Gracias al neoplatonismo tenemos un mundo perfectamente dividido entre gilipollas y cabrones.
En España, la actitud crítica, sea en el campo que sea, ha sido reducida al café del desayuno.
Perplejo ante la noción silenciosa de dos mirlos que esperan el amanecer.
Es todo un personaje. Su interior no es más que retórica de autoimagen.
Ese «te lo diré sinceramente», que solemos emplear con los amigos, no es más que un acto reflejo para enmascarar la auténtica sinceridad, raíz de lo inconfesable.
Uno de los daños colaterales del acceso libre a la cultura que se ha dado en los últimos cuarenta años es la nauseabunda proliferación de jóvenes poetas convencidos.
La vejez comienza en el preciso momento en el que superas la edad del presidente de tu país.

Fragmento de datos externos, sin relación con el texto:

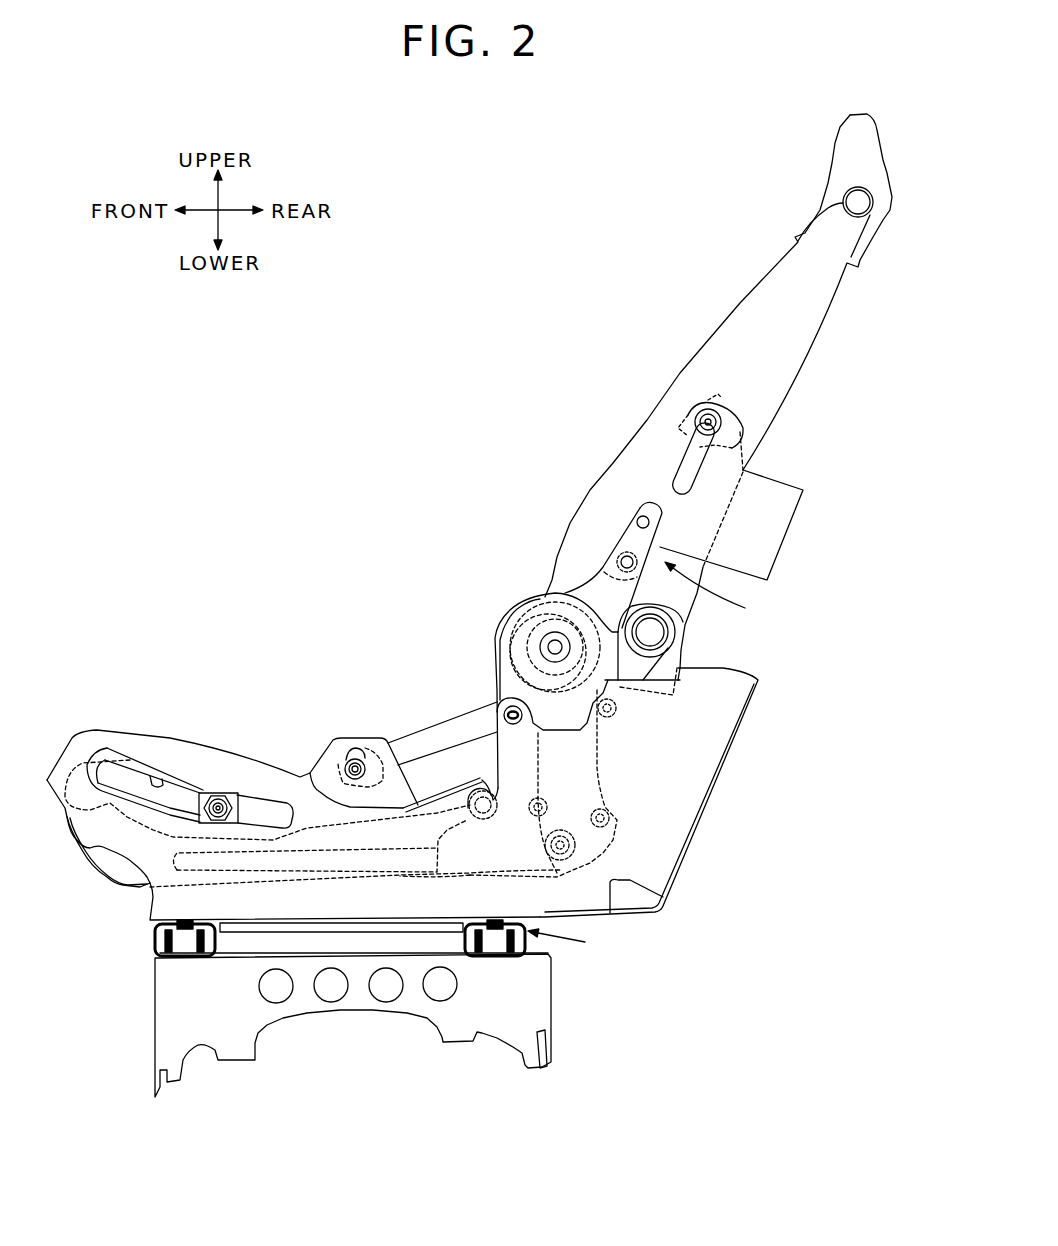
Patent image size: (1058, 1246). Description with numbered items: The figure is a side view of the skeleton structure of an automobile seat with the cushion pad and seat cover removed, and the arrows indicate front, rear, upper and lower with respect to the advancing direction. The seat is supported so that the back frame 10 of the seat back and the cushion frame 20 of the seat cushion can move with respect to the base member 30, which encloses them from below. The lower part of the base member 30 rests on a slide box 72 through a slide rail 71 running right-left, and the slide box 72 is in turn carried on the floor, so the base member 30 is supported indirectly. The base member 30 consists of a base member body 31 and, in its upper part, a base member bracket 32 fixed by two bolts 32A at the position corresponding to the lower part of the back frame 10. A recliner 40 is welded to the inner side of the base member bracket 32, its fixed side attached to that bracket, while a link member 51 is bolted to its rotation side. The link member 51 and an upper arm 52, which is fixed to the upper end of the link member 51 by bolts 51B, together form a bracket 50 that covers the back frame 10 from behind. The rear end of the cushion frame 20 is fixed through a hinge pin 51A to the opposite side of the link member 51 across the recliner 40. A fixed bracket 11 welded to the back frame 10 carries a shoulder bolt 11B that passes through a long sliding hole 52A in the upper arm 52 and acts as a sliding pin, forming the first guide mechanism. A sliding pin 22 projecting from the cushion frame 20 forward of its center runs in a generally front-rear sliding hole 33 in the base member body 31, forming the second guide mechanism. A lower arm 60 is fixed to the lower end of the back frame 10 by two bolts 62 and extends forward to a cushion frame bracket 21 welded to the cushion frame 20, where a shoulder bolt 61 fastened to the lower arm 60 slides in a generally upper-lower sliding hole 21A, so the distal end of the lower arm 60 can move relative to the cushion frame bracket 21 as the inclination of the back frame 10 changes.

The back frame 10 is at (682, 375).
The fixed bracket 11 is at (688, 413).
The shoulder bolt 11B is at (725, 407).
The sliding hole 52A is at (697, 453).
The bolt 51B is at (620, 562).
The upper arm 52 is at (770, 530).
The bracket 50 is at (722, 592).
The bolt 62 is at (553, 643).
The recliner 40 is at (502, 628).
The lower arm 60 is at (420, 740).
The base member bracket 32 is at (497, 690).
The bolt 32A is at (500, 708).
The cushion frame bracket 21 is at (367, 740).
The sliding hole 21A is at (347, 763).
The shoulder bolt 61 is at (343, 765).
The base member 30 is at (725, 775).
The sliding hole 33 is at (150, 778).
The sliding pin 22 is at (222, 797).
The base member body 31 is at (728, 693).
The link member 51 is at (585, 772).
The cushion frame 20 is at (607, 847).
The hinge pin 51A is at (587, 860).
The slide rail 71 is at (385, 938).
The slide box 72 is at (552, 993).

Exponer nuestras dudas nos lleva a ser rechazados y, aunque ha sido la duda la que nos ha construido, los humanos siempre buscaremos en nuestros congéneres muestras de seguridad; la duda sin resolver es una forma de agresión. De ahí la popular muletilla: la duda ofende.

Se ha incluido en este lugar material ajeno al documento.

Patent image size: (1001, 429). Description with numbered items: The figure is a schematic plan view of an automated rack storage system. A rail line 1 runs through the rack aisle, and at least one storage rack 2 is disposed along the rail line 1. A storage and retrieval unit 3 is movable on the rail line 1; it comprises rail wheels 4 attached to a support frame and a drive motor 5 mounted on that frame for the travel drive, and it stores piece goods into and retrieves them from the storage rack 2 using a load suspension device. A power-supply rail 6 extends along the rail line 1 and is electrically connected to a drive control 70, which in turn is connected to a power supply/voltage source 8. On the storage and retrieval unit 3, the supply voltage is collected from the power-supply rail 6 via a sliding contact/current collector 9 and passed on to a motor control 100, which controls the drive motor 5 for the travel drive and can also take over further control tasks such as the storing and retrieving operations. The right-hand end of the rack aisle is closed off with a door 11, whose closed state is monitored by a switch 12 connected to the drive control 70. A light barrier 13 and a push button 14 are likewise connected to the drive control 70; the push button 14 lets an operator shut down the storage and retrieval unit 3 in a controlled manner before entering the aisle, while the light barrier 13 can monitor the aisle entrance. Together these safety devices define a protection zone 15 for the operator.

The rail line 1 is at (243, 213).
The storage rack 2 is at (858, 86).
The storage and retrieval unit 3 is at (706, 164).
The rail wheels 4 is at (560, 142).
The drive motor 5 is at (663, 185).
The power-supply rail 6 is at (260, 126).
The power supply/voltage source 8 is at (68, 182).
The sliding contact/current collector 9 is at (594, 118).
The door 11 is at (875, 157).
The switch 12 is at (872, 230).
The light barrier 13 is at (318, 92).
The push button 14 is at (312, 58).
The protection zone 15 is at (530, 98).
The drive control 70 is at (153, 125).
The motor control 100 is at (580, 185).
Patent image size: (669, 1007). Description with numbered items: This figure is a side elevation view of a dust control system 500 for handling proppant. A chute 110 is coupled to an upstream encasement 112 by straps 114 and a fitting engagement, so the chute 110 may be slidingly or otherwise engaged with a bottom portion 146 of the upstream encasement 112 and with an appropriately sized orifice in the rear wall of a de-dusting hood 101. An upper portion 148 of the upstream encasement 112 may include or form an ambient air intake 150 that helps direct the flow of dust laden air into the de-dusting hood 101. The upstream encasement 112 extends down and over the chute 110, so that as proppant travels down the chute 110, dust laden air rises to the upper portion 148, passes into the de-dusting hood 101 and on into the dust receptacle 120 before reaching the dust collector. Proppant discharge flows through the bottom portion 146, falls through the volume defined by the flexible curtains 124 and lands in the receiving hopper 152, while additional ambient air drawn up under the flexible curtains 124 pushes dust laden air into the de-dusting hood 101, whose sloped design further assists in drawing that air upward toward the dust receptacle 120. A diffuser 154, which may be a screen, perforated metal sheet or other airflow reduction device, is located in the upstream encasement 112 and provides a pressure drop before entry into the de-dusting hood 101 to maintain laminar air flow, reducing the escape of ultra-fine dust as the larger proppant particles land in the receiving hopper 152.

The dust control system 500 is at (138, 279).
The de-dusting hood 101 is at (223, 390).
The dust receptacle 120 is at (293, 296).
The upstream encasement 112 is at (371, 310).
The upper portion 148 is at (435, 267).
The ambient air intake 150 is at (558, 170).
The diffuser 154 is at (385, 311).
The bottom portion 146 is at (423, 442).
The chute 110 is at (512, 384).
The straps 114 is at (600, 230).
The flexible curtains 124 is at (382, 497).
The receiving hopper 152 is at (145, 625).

Y todas las ciudades de la tierra, desde California hasta Tokio, acabaron por convertirse en laboratorios donde las altas esferas experimentaron los efectos del miedo en el hombre.
A altas horas de la noche, en la cama, sensación brutal de intemperie. ¿Una pesadilla?
Los poemas de Ingeborg Bachmann duelen, no abrigan. Dato a tener en cuenta para todos esos traductores de poesía que convierten en terciopelo castellano lo que, en realidad, son profundas cuchilladas germánicas.
A los 67 años, con el culo en pompa y una lata de sardinas entre pecho y espalda, nos retirarán súbitamente de la realidad.
El lujoso mobiliario de la ilustración lo empleamos para reamueblar nuestras cabezas, pero éstas eran demasiado pequeñas.
En las diferentes academias de la lengua que hay por todo Occidente deberíamos instalar a nuestros políticos, pues el esfuerzo que han hecho en los últimos cuarenta años para que el término democracia sea sinónimo perfecto de nepotismo es, sin lugar a dudas, un signo encomiable de entrega y tenacidad.
Creer en dios una vez superados los treinta años es igual de ridículo que idolatrar a tu padre cuando tienes dieciocho.
«Necesito, antes de la cena, granjearme un enemigo», confiesa, henchido de moral, el viejo caníbal.
Después de doscientos mil años hablando sin entendernos, tomar al ser humano en serio me resulta, cuanto menos, un grave problema de perspectiva histórica.
Hasta que los alienígenas no nos demuestren lo contrario, somos, debido a esa constante ironía absurda que consiste en estar vivos y preguntarnos por qué, uno de los chistes más simpáticos del universo.